Cinema com Rapadura

OPINIÃO   quinta-feira, 29 de junho de 2017

Meu Malvado Favorito 3 (2017): a falta que a vilania faz

Com a correria vertiginosa de sempre, o terceiro longa deve divertir as crianças, mas relega os adultos quando aposta em tramas rasas aos seus queridos personagens.

Gru nasceu para ser o maior vilão do mundo. Criado por uma mãe vil e insensível, ele cresceu com uma personalidade tão malévola, que acabou atraindo uma tribo de Minions para lhe fazer companhia e lhe ajudar em suas missões malevolentes. Ao esbarrar em uma trinca de garotinhas órfãs, fofas até o último fio de cabelo, o grande malfeitor encontra o amor e desvia de seu propósito. Tempos depois, na continuação da saga, o patifório é atraído contra a sua vontade e acaba trabalhando para um grupo “anti-vilões”, distanciando-se ainda mais de seu destino malévolo; quando encontra ainda mais amor na pessoa da eficaz e estabanada Lucy. Gru está de volta em “Meu Malvado Favorito 3” e agora descobre que possui um irmão gêmeo desconhecido, o Dru, que, assim como ele no passado, sonha em ser o número um da maledicência e quer a ajuda fraterna para tal. Irá Gru desfazer toda a sua saga benevolente em favor de seu “novo” familiar?!

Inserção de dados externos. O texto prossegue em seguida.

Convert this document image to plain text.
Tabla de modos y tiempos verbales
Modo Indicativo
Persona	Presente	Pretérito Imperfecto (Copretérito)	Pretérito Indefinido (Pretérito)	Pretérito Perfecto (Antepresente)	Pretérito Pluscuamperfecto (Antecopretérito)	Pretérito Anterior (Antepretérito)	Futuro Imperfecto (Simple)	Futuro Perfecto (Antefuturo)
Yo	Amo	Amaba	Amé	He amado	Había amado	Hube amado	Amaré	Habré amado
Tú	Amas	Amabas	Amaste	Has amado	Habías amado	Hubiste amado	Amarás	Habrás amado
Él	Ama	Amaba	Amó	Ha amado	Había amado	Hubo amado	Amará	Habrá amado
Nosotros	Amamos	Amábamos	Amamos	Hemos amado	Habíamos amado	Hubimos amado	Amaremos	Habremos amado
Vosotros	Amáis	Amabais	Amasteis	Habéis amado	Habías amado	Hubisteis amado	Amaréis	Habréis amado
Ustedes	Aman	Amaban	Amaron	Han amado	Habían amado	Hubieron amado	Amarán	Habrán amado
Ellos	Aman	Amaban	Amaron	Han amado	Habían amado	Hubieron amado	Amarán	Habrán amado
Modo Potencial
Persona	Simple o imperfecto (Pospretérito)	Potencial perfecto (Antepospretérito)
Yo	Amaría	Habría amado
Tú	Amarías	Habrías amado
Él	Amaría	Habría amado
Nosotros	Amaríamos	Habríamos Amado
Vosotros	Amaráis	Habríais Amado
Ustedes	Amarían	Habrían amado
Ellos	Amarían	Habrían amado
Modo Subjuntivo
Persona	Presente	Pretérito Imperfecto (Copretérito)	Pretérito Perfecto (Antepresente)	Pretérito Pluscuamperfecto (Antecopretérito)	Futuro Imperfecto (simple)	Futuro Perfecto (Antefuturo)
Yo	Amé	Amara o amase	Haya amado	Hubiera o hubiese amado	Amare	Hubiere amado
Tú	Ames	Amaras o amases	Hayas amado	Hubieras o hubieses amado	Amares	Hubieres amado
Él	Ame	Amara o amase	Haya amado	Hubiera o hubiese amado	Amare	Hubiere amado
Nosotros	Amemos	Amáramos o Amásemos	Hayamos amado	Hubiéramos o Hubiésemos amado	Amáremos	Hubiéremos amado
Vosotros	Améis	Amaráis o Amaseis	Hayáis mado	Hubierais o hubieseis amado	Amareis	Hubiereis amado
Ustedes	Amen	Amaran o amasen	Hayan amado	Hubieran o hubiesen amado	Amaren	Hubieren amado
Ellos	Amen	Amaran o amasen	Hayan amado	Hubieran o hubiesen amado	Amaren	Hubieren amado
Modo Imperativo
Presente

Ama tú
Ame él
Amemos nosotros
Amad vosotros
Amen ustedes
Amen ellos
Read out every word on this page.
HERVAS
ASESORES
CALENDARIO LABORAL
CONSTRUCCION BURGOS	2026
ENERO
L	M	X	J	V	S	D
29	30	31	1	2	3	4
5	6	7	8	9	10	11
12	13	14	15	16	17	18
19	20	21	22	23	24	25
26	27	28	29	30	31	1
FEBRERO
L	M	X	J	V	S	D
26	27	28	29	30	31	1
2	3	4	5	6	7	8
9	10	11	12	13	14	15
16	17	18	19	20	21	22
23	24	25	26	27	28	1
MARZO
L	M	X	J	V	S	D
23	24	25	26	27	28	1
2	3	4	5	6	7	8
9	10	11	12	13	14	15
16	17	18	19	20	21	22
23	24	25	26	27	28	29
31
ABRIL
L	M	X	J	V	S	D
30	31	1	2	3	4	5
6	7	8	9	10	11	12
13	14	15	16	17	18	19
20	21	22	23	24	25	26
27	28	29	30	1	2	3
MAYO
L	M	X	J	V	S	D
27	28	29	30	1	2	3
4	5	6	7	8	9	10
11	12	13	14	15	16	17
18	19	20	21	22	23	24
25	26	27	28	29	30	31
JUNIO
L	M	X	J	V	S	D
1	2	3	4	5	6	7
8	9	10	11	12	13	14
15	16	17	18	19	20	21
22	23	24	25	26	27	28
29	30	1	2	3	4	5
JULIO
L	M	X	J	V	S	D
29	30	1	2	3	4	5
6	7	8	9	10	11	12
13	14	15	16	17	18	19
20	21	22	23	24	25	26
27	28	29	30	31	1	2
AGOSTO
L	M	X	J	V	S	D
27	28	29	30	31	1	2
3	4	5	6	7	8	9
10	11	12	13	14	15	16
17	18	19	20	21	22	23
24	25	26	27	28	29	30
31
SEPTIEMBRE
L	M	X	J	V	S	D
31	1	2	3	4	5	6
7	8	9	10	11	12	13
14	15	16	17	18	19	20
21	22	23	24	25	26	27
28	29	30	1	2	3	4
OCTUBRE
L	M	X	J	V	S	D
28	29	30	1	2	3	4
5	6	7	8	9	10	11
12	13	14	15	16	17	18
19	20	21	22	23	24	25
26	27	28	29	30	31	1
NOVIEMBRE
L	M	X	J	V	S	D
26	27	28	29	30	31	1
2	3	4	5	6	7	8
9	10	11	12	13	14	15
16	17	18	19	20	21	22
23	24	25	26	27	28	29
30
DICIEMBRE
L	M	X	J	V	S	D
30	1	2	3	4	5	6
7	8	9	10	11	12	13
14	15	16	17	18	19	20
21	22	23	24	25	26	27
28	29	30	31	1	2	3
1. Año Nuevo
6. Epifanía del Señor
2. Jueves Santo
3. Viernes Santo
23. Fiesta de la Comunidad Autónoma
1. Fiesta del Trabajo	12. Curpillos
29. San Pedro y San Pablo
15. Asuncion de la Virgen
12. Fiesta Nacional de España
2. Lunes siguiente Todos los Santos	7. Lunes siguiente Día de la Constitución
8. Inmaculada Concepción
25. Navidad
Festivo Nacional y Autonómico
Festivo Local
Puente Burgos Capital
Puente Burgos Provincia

Se você gostou da premissa e por algum momento acreditou que esse grande dilema será desenvolvido por aqui, pode esquecer. Afinal, existe um grande e contínuo problema na trilogia: A falta de coerência. Nesse terceiro filme isso fica ainda mais evidente e insatisfatório, quando o protagonista parece ficar totalmente sem rumo… meio que à deriva em sua própria pessoa. É um vilão que não é vilão. Um espião que não é espião de fato. Um pai que nem sequer é chamado de pai. Porém, infelizmente, essa característica não é uma particularidade encontrada somente no personagem principal. O roteiro do longa procura encontrar uma historinha particular para cada um dos protagonistas: se Gru se vê de frente com um irmão gêmeo totalmente diferente dele, a sua amada Lucy precisa encarar agora o papel de mãe das garotas, que por sua vez, encaram o desafio de encontrar um unicórnio de verdade e de se livrar de um garotinho apaixonado. Até os Minions tem a sua demanda, e ela é “indigestamente” correlata com a saga mostrada no filme solo dos amarelinhos. No entanto, todas essas questões são abordadas das maneiras mais incoerentes – de novo! – e rasas possíveis, e são resolvidas com a rapidez e facilidade de uma piscadela.

Se existe um personagem que ganha um pouco mais de charme com toda essa falta de profundidade geral, é o vilão Balthazar Bratt. Com um visual e estilo que funde todos os esteriótipos possíveis e imagináveis dos exagerados anos oitenta, ele tem mais charme e irreverência do que todo o resto do filme junto. Sua missão, apesar de boba – como devem ser as missões de qualquer vilão de desenho animado – é simples e objetiva: vingar-se daqueles que cancelaram seu show oitentista de sucesso na TV. E ele, como gosta de frisar o tempo todo, é mau!

Apesar da edição e ação frenéticas em demasia, visualmente a animação é bem feita e alguns truques, como o da brincadeira “yin yang” das roupas dos irmãos, acabam mostrando-se bem interessantes. A trilha do brasileiro Heitor Pereira (“Angry Birds: O Filme”) segue na linha dos longas anteriores e é agitada e divertida, assim como as dançantes músicas originais compostas pelo músico Pharrell Williams.

A dublagem nacional, que traz de volta Leandro Hassum (“Até que a Sorte nos Separe 3″), agora em papel duplo, e Maria Clara Gueiros (“Bolt”) como Lucy, continua muito eficaz. Hassum inclusive cria uma persona toda particular e interessante para Dru, distanciando-se da original concebida por Steve Carrel (“A Grande Aposta”). Mas a escolha perfeita mesmo foi a do ícone dos anos oitenta Evandro Mesquita (“Brasilia 18%“) para dublar o vilão Bratt. Sua singularidade de atuação/persona é tão óbvia para o personagem, que acaba sendo um verdadeiro achado para o filme.

“Meu Malvado Favorito 3” é um longa que agradará as crianças em cheio pelo seu característico e frequente – nos dias de hoje – ritmo frenético. Contudo, um roteiro bem escrito e um desenvolvimento de personagens eficiente, como já vimos antes nos inesquecíveis “Ratatouille” e “Divertidamente” ou pelo menos próximo da “gracinha” que é o primeiro filme da trilogia, faria muito bem a nós adultos que, afinal, precisamos levar as crianças ao cinema!